Cântaro à cabeça, sobre a rodilha em equilíbrio permanente e pechorra na mão.
A mãe já andava desconfiada.
- Oh rapariga! Porque é que dás aquela volta e não vens a direito?
- Já lhe disse, minha mãe, os cães do senhor Amael já por mais que uma vez quase me mordiam e eu tenho medo deles. Uma vez tive que me meter dentro do castanheiro grande, senão botavam-se a mim. Para sair, o que me valeu foi terem chegado uns garotos e os cães lá se foram embora.

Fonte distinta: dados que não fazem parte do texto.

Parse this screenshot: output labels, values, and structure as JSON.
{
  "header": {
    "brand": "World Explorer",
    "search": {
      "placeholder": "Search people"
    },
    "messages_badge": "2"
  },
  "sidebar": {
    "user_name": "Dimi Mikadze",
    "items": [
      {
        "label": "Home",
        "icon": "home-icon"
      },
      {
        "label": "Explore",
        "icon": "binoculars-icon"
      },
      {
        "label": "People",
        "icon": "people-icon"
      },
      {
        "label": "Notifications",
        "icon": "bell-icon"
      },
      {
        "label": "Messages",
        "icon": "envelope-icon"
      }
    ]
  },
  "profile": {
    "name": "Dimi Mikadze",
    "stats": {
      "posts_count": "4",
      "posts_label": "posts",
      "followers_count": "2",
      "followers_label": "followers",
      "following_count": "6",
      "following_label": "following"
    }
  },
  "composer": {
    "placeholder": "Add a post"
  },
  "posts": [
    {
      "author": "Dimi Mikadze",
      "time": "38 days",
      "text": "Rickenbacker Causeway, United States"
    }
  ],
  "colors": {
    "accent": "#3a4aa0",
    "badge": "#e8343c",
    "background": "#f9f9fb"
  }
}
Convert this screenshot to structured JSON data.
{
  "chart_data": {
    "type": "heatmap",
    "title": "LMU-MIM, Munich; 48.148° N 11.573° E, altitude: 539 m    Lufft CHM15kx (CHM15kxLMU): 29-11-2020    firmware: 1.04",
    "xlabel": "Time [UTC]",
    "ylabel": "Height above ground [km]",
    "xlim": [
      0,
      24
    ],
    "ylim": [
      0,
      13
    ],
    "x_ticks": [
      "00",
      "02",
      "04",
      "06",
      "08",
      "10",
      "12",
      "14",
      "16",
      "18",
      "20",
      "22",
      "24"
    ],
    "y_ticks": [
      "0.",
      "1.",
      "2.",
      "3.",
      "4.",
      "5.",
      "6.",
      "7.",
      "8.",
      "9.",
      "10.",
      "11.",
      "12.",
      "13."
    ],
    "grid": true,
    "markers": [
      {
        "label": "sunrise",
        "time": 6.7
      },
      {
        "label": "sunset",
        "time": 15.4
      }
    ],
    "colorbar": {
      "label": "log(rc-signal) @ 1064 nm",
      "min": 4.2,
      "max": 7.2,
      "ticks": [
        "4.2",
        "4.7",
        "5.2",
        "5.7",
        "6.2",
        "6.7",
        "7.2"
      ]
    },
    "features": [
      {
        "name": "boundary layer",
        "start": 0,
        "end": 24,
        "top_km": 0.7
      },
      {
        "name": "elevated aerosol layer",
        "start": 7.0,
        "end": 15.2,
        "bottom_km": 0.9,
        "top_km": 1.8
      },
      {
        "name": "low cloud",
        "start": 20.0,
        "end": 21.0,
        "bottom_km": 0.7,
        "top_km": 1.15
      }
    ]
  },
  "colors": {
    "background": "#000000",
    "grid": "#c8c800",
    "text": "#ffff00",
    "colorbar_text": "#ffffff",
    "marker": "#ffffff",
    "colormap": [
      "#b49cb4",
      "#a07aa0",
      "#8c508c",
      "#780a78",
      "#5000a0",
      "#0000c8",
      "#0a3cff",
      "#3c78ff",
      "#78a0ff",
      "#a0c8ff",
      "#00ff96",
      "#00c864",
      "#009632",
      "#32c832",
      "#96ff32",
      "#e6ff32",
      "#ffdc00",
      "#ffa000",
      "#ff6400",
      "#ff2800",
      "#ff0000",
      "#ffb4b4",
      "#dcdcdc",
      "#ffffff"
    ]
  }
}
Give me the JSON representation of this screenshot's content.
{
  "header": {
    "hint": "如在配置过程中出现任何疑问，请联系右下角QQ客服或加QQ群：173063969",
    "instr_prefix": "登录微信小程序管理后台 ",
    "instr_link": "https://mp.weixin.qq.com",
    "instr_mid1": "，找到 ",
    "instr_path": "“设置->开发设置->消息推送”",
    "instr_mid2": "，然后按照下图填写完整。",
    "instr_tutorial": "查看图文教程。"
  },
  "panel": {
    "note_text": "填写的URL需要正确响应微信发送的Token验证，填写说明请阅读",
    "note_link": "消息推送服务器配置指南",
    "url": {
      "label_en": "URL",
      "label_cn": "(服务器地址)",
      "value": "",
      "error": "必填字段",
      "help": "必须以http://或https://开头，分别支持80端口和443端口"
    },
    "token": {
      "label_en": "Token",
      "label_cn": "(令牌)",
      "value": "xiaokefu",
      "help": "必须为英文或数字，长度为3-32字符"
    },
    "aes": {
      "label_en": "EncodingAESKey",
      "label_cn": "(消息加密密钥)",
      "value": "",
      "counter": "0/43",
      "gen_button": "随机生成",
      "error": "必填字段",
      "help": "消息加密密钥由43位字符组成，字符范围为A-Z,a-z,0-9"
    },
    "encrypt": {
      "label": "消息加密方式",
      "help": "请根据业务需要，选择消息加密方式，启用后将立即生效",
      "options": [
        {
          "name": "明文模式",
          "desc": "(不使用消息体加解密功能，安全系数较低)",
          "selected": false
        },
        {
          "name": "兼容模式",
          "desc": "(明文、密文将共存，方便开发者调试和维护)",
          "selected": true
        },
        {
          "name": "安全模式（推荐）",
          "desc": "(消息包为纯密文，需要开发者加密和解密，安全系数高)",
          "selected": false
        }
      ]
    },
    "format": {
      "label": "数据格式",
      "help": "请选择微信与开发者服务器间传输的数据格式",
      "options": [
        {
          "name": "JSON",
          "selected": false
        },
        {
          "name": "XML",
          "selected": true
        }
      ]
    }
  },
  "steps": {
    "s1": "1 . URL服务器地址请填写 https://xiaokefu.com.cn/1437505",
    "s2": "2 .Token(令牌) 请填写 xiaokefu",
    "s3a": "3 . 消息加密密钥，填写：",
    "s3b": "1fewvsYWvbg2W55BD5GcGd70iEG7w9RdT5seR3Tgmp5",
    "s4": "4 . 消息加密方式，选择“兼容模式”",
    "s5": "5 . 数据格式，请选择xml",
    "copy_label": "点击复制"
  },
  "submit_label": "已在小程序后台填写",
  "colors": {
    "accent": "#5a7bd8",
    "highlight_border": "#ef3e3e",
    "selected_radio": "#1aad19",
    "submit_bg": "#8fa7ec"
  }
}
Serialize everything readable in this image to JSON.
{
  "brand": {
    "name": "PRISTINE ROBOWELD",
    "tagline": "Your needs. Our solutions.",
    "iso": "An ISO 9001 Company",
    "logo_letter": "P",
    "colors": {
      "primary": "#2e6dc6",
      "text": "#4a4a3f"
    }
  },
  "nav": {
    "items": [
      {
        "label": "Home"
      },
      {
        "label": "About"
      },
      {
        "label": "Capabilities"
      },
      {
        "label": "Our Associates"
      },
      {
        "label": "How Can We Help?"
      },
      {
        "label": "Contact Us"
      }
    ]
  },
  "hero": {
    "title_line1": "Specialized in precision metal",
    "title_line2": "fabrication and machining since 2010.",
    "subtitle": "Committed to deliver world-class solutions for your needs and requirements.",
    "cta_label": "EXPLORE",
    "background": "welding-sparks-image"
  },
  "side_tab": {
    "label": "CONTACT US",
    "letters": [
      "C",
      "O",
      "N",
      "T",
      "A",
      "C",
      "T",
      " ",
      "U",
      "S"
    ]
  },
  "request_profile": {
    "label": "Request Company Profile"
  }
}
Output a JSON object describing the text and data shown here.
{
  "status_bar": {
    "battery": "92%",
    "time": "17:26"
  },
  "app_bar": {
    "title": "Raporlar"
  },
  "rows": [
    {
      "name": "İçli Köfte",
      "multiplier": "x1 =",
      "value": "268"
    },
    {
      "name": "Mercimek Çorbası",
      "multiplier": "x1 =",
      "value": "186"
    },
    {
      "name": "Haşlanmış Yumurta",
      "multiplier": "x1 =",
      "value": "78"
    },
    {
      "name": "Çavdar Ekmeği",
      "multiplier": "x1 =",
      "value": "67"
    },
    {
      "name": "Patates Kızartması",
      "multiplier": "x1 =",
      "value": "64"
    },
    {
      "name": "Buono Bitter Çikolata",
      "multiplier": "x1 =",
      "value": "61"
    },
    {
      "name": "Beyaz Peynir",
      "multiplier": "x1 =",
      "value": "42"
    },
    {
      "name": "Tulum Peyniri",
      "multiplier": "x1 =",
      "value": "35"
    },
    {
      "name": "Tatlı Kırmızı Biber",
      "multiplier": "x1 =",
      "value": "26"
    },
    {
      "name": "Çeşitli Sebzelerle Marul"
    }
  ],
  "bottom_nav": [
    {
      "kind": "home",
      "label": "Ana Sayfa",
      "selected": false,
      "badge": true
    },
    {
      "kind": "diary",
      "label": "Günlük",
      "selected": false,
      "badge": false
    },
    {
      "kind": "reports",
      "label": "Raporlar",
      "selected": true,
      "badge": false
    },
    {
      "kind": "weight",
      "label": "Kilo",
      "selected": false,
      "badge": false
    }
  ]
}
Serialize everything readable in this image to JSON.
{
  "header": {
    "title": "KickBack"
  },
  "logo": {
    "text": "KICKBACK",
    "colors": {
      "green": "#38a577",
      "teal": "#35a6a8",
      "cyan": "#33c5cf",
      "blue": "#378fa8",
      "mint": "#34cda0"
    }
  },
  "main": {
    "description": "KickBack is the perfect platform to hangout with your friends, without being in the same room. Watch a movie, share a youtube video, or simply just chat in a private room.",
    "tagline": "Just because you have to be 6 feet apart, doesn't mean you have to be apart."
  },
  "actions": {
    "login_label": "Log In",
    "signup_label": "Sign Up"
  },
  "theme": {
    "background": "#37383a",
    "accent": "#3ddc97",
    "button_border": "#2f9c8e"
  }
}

- Inventas cada uma… Que é que os garotos andavam para ali a fazer?
- Vão muitas vezes a brincar para dentro do castanheiro. Por dentro está todo comido, só já tem a casca por fora, ninguém lhe sabe a idade. Aquilo parece uma sala, cabem lá uns quatro ou cinco garotos ao mesmo tempo.
- Está bem, bem sei que castanheiro é! Mas por onde vens é mais longe; não anda por aí ninguém a cheirar-te as saias?
- Oh minha mãe! Olhe que você, também…
Ao Torrão ouvia o assobio e parecia-lhe que as vasilhas se tornavam mais leves. Debaixo do sobreiro, havia ali uma rodeira funda desgastada da passagem dos carros e encaixava lá o cântaro.
- Demoraste!
- A minha mãe anda desconfiada! Não sei o que vai ser de nós!
- Já pedi ao meu tio a ver se fala com a tua madrinha, para falar com a tua mãe!
- Mas já lhe falaste?
- Já! Disse-me para esperar pela festa.
- Ainda falta tanto tempo... Se o meu pai desconfia, há barulho!
- Eu bem sei!
Calhou! Amouchado atrás da parede da vinha da senhora Ana, amarrava calças o brouzeleiro do Chavelhas.
“- Olha que pombinhos!”
Deixou-os ir e passou logo à porta de casa da rapariga; a mãe varria o quinteiro.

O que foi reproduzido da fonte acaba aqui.